Sendo que, por Sentença de 2020-06-22, o TAF de Almada julgou a ação improcedente e, em consequência, absolveu a Entidade Demandada, ora recorrida, dos pedidos.


Sucede que, em 2023-09-01, entrou em vigor a supramencionada Lei nº 38-A/2023, de 2 de agosto, cujo art. 6º tem o seguinte teor: “…São amnistiadas as infrações disciplinares e as infrações disciplinares militares que não constituam simultaneamente ilícitos penais não amnistiados pela presente lei e cuja sanção aplicável, em ambos os casos, não seja superior a suspensão ou prisão disciplinar…”.


No caso dos autos, no processo disciplinar em que foi arguido o ora recorrente, foi-lhe aplicada, repete-se, a sanção disciplinar de suspensão, por 40 (quarenta) dias, pelo que estando também em causa, como estão, factos anteriores a 2023-06-19; não sendo a sanção aplicada superior à suspensão disciplinar e os referidos factos não constituindo, simultaneamente, ilícito criminal não amnistiado, a infração disciplinar em causa encontra-se, pois, amnistiada: cfr. art. 1º, art. 2.º, n.º 2, al. b); art. 6.º, art. 7º e art. 14º todos da Lei n.º 38-A/2023, de 2 de agosto; art. 7º-A e art. 8º ambos do CPTA e fls. 801; 805; 808 e 811.

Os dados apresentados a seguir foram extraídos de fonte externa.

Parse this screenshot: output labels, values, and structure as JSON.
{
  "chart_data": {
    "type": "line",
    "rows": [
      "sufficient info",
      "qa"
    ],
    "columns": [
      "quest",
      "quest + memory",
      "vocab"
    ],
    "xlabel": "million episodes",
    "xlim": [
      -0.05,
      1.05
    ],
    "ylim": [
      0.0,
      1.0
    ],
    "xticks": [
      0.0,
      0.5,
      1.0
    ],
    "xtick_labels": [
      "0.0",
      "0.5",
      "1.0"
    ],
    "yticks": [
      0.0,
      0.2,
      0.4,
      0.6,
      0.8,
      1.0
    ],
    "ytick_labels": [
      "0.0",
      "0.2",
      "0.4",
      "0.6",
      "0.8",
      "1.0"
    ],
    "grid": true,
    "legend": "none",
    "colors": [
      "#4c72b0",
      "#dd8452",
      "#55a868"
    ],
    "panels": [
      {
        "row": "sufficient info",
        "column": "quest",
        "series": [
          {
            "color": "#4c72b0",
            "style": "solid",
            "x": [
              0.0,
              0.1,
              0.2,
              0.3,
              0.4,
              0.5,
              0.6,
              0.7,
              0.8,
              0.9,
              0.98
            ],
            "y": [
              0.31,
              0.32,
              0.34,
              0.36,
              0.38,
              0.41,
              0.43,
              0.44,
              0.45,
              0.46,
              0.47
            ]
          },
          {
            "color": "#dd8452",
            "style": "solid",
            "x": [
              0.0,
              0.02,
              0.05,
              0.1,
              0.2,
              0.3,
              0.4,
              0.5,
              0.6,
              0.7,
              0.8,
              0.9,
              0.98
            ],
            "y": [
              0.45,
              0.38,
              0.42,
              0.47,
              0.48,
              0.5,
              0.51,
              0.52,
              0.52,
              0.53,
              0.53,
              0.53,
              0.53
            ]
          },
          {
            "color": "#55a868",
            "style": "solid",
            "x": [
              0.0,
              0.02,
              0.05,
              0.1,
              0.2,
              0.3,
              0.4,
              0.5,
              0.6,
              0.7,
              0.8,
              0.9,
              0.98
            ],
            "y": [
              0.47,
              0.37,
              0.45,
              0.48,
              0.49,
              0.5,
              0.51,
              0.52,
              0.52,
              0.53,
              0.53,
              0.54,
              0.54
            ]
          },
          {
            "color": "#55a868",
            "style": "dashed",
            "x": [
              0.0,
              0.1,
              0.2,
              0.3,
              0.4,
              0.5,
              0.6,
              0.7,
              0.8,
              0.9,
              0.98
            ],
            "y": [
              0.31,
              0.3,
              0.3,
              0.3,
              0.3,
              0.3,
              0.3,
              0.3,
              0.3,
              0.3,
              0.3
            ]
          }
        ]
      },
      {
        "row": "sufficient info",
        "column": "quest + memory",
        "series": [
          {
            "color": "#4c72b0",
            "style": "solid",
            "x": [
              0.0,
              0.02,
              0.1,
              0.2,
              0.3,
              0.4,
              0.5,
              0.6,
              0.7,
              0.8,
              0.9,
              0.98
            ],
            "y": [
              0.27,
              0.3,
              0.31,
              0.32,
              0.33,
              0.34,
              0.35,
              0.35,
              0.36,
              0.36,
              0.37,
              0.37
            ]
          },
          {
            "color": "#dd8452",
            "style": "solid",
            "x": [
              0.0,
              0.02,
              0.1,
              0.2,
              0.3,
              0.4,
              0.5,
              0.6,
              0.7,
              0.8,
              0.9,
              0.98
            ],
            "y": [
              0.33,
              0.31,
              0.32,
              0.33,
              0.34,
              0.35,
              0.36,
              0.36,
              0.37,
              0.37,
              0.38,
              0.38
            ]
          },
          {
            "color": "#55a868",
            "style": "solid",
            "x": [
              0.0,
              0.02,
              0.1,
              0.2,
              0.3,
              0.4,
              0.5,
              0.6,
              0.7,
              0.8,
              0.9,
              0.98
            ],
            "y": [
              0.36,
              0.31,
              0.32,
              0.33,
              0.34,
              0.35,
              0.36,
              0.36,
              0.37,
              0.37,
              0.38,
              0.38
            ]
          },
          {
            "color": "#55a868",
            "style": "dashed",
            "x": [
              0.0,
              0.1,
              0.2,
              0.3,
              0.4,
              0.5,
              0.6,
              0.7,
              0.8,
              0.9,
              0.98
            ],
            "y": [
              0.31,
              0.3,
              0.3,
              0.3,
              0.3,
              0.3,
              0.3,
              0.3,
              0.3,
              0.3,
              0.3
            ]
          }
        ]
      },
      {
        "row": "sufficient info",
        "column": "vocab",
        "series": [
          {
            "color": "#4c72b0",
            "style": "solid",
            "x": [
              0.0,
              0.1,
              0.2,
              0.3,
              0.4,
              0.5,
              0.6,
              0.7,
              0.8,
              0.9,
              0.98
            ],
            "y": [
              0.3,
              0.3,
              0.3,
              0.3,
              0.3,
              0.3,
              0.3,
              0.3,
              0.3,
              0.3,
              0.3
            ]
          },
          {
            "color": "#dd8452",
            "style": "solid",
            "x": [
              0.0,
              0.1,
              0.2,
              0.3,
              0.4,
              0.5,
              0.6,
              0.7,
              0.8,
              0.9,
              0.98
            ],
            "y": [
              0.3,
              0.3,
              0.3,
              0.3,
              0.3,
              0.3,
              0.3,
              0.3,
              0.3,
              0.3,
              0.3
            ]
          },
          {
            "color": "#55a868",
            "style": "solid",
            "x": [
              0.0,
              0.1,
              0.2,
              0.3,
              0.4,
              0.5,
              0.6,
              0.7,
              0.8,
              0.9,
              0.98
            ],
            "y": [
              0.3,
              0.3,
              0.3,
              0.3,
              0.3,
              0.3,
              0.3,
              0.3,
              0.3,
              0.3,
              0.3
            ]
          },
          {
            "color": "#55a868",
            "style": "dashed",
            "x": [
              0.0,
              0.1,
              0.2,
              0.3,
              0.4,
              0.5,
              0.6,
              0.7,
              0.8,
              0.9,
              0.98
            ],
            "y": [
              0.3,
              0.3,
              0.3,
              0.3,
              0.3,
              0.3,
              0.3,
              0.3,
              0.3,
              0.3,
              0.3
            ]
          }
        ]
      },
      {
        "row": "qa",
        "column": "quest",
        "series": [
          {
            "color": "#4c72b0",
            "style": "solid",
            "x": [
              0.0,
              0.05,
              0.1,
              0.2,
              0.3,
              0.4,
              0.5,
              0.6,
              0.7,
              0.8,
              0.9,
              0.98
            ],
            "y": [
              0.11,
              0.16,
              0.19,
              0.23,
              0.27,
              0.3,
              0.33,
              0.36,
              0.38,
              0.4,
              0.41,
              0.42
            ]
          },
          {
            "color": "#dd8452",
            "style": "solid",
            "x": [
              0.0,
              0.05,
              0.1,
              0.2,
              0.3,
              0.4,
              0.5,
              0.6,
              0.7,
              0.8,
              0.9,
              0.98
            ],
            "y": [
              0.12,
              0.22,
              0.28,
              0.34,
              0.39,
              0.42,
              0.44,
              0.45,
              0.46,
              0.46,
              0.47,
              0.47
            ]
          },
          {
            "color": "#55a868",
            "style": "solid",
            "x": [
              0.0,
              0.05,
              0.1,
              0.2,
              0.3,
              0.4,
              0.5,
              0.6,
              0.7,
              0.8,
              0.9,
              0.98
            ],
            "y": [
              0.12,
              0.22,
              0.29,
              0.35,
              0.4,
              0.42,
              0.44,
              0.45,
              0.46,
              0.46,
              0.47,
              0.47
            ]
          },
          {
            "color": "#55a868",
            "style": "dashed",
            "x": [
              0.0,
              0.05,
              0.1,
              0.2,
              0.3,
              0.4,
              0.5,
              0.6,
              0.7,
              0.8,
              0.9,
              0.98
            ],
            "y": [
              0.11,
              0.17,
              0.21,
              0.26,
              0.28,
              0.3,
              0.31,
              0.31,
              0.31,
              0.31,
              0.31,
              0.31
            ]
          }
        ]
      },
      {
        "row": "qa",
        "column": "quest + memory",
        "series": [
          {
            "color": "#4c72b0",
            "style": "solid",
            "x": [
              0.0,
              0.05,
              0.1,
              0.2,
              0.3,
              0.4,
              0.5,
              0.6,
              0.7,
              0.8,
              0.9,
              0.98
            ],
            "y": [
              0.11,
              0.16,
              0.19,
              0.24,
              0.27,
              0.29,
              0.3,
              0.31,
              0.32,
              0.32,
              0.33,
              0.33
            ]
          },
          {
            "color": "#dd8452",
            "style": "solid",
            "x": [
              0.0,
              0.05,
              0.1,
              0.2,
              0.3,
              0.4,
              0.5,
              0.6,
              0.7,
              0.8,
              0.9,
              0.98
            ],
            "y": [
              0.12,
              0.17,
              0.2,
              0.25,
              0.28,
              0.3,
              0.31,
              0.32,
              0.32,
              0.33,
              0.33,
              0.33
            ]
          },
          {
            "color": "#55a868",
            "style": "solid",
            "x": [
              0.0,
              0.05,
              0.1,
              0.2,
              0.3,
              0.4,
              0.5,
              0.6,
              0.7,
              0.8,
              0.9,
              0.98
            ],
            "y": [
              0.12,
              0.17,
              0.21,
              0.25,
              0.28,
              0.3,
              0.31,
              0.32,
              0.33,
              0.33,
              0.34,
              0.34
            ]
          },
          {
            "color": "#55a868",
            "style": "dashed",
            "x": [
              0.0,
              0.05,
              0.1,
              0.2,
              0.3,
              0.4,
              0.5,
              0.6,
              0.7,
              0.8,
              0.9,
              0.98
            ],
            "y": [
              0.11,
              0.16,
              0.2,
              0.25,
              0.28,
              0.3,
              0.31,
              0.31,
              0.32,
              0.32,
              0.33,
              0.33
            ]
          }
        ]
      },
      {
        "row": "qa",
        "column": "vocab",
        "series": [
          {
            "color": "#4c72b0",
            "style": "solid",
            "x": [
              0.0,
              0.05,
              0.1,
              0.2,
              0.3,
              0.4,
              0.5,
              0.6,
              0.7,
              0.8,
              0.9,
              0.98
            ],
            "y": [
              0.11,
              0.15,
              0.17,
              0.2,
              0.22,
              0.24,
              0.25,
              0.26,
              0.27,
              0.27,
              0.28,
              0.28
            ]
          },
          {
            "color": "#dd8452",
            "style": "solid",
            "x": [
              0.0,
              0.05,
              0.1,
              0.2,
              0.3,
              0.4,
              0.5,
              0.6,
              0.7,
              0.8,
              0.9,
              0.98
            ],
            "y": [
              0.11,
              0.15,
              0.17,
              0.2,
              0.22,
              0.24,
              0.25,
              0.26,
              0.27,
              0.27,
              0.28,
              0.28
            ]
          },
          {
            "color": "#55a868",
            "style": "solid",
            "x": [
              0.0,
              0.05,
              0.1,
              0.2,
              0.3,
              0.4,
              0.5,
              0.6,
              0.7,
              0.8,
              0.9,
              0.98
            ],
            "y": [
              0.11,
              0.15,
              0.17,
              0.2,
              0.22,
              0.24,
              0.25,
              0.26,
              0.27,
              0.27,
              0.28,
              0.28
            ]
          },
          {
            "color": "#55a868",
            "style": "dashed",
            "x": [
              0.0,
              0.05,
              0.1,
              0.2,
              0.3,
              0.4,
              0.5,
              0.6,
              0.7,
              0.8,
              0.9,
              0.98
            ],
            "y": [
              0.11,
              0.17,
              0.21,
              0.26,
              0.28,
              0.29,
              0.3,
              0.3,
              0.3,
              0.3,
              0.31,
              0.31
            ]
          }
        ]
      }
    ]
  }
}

Ademais, notificadas as partes e o EMMP da eventual aplicação da Lei n.º 38-A/2023, de 02 de agosto, ao caso concreto, também o recorrente com tal possibilidade se conformou, posto que, pronunciando-se, expressamente, não recusou a aplicação referida amnistia: cfr. art. 11.º, n.º 1 da Lei n.º 38-A/2023, de 2 de agosto; art. 7º-A do CPTA.


Acresce que, com inteira aplicação ao caso concreto: “… a amnistia da infração disciplinar em sentido próprio, é aquela que ocorre antes da condenação do trabalhador, refere-se à própria infração e faz extinguir o procedimento disciplinar.
Por sua vez, a amnistia em sentido impróprio, ou seja, a que ocorre depois da condenação, apenas impede ou limita o cumprimento da sanção disciplinar aplicada, fazendo cessar ou restringir a execução dessa sanção, bem como das sanções acessórias.
13. No caso presente, como o artigo 6º da Lei nº 38-A/2023, de 2/8, não distingue entre amnistia própria e amnistia imprópria, o efeito útil da norma é o de que a amnistia aí prevista constitui uma providência que “apaga” a infração disciplinar, sendo por isso apropriado falar-se aqui numa abolição retroativa da infração disciplinar, porquanto esta (a amnistia), opera “ex tunc”, incidindo não apenas sobre a própria sanção aplicada, como também sobre o facto típico disciplinar passado, que cai em “esquecimento”, tudo se passando como se não tivesse sido praticado e, consequentemente, eliminado do registo disciplinar do trabalhador…”: cfr. Acórdão do deste TCAS de 2023-10-12, processo 400/22.5BEBJA, disponível em www.dgsi.pt.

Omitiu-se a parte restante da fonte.